Конечно, не помню я прежнего ипподрома, как Драгоманов, но со своей стороны и я могу нынешним конникам сказать, что не помнят они того ипподрома, какой я застал, когда после войны прибыл в Москву. Конечно, уже не простирались конюшни до Башиловки, в Петровско-Разумовский парк резвить не ездили, на Фили купать не водили (а возили в грузовике в Тушино). Однако ипподром был все же как целый город. С Ходынского поля ветер доносил рев авиационных моторов. Лошади вздрагивали при этом реве.
Один раз утром самолет-гигант, идя на посадку, так напугал лошадей, бывших в тот момент на дорожке, что разбросало нас, как ураганом, по закоулкам и переулкам. Удержать ошалевших лошадей не было возможности. И меня самого жеребец утащил на откос чуть не к вокзалу. Под откосом паровозы свистят. Жеребец, бедный, просто окаменел и уж не знал, где спасать свою жизнь.

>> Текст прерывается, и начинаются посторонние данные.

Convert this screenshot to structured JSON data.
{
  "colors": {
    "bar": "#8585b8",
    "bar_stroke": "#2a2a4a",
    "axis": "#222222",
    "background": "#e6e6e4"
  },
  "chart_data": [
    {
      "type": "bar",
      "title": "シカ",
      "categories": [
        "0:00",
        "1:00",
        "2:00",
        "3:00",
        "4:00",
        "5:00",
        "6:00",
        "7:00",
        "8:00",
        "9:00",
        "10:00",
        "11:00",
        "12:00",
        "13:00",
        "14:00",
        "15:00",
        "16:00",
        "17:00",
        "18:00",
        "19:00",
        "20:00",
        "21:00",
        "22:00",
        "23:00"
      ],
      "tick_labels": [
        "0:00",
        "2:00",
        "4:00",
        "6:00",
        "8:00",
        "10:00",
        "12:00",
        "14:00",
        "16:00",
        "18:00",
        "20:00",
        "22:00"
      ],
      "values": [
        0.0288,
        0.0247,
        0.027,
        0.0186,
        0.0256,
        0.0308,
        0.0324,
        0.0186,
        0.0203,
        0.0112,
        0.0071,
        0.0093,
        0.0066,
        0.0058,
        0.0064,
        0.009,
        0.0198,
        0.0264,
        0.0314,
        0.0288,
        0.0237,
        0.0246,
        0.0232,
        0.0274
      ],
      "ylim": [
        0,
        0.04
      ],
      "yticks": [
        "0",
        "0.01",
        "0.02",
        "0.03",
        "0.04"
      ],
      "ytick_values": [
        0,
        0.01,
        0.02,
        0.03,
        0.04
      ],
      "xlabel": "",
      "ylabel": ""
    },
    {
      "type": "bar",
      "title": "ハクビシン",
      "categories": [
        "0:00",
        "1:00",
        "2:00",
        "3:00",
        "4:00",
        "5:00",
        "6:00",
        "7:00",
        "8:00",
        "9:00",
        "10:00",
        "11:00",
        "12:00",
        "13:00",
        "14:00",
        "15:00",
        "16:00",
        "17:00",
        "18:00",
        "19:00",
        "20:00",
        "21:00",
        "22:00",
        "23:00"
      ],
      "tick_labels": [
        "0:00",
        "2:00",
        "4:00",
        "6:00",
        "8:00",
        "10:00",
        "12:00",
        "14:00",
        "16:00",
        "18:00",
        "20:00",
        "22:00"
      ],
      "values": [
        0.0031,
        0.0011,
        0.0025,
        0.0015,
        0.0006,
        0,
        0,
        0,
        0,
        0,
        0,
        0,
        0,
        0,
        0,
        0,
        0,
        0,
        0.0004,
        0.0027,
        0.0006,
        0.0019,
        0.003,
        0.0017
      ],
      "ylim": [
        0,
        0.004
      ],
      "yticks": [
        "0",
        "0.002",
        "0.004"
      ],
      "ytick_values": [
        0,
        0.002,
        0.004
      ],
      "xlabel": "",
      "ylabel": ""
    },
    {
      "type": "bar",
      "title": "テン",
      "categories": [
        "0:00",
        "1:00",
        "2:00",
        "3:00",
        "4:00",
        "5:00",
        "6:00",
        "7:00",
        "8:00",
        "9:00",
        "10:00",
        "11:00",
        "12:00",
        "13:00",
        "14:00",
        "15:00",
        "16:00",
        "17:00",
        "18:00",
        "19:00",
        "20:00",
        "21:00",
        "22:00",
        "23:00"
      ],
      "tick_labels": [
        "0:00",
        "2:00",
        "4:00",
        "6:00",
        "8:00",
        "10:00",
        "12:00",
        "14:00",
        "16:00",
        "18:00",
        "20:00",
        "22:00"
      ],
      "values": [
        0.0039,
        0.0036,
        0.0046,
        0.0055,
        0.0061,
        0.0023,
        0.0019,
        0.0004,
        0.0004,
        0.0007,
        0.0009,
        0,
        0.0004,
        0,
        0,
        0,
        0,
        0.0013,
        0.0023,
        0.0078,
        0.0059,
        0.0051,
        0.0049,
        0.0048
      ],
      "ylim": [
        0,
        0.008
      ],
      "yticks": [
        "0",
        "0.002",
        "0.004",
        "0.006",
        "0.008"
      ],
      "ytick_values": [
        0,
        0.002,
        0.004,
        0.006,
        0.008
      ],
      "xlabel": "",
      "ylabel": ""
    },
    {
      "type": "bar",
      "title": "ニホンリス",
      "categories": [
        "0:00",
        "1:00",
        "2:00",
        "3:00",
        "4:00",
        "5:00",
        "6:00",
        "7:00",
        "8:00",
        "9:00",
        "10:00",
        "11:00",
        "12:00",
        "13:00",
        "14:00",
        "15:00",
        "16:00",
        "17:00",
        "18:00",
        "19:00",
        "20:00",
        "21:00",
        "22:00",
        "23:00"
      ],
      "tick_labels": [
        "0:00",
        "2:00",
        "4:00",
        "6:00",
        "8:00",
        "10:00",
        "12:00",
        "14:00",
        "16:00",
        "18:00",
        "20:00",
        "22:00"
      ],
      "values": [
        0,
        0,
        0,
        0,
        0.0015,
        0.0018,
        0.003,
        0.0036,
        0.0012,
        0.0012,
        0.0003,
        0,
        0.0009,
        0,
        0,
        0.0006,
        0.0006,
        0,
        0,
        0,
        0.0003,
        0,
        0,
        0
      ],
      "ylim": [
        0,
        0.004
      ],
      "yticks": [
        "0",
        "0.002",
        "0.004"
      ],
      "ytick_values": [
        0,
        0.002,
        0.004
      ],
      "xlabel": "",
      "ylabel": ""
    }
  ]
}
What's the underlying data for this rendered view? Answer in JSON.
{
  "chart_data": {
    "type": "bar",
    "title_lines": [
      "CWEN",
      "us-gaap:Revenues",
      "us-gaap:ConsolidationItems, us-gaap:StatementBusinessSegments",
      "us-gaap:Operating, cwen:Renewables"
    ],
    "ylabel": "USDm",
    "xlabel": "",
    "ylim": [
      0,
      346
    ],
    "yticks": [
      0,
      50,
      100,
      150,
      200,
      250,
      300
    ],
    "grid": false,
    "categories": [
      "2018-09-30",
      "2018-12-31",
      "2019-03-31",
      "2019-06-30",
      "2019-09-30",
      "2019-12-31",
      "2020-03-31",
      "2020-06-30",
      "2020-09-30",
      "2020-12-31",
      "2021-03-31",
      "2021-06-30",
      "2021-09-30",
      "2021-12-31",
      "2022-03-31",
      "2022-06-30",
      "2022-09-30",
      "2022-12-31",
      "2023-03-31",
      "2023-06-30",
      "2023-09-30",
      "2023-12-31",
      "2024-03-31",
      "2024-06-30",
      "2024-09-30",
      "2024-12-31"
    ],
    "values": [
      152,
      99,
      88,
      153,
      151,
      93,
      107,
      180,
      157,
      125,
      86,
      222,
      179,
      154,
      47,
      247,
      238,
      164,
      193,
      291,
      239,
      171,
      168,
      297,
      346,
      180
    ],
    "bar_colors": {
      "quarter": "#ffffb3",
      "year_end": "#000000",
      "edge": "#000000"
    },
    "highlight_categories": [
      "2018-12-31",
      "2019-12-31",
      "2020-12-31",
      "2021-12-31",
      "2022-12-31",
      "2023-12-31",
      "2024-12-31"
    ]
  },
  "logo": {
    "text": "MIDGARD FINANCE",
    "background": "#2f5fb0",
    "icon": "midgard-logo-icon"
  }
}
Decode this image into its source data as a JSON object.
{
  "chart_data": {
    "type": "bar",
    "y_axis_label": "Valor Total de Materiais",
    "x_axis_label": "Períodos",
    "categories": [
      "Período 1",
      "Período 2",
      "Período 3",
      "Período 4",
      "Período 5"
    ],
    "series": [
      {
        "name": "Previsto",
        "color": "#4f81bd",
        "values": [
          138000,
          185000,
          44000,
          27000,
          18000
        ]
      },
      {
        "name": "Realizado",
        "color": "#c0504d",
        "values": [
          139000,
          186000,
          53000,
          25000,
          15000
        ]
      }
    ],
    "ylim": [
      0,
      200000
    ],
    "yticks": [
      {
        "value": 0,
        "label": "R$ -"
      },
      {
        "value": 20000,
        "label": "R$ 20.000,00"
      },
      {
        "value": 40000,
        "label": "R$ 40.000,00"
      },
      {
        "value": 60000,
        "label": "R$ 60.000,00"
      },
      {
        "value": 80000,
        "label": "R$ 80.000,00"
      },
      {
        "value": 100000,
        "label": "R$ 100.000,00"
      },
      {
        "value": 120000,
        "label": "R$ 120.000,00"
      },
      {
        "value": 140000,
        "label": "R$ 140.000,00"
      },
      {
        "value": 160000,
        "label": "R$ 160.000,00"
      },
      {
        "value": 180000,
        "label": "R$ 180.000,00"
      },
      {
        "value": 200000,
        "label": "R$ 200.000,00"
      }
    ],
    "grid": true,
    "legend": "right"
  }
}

Удивительную штуку выкинул тогда конь Дорогой. Кличка у него была, собственно, Дарлинг, но как-то пришел наш старшой из магазина и говорит: французских булок больше нет, называются они теперь городскими. И наш Дарлинг стал тогда Дорогим.
Так этот Дорогой, он же Дарлинг, не бросился куда-нибудь сломя голову, а сел, просто сел посреди скакового круга. Сел на задние ноги, а передние между ними поставил. Как собака. Сел и сидит. Конмальчик, еле на нем дернувшийся, оторопел.
С лошадью все бывает. Среди лошадей и людоеды встречаются: лошади, способные кинуться на человека. Вообще конь человека никогда не тронет. Много нужно бесчеловечия, чтобы озлобить лошадь до такой ненависти к человеку. Большей же частью все лошадиные причуды происходят не от злобы, а от робости. А робость — от близорукости. Из всех чувств у лошади на последнем месте зрение. Лошадь хорошо слышит, прекрасно чует, но видит плохо. Глаза ей портит полумрак конюшни. Лошадь легко обманывается и даже знакомый предмет может принять за чудовище. Тень на дорожке ей представляется пропастью. Один табунщик мне говорил, что мы в лошадиных глазах выглядим великанами и ходим вверх ногами. «Иначе, — говорил он, — стали бы они нас терпеть!» Уж этого я не знаю, в лошадиной шкуре я все-таки не был…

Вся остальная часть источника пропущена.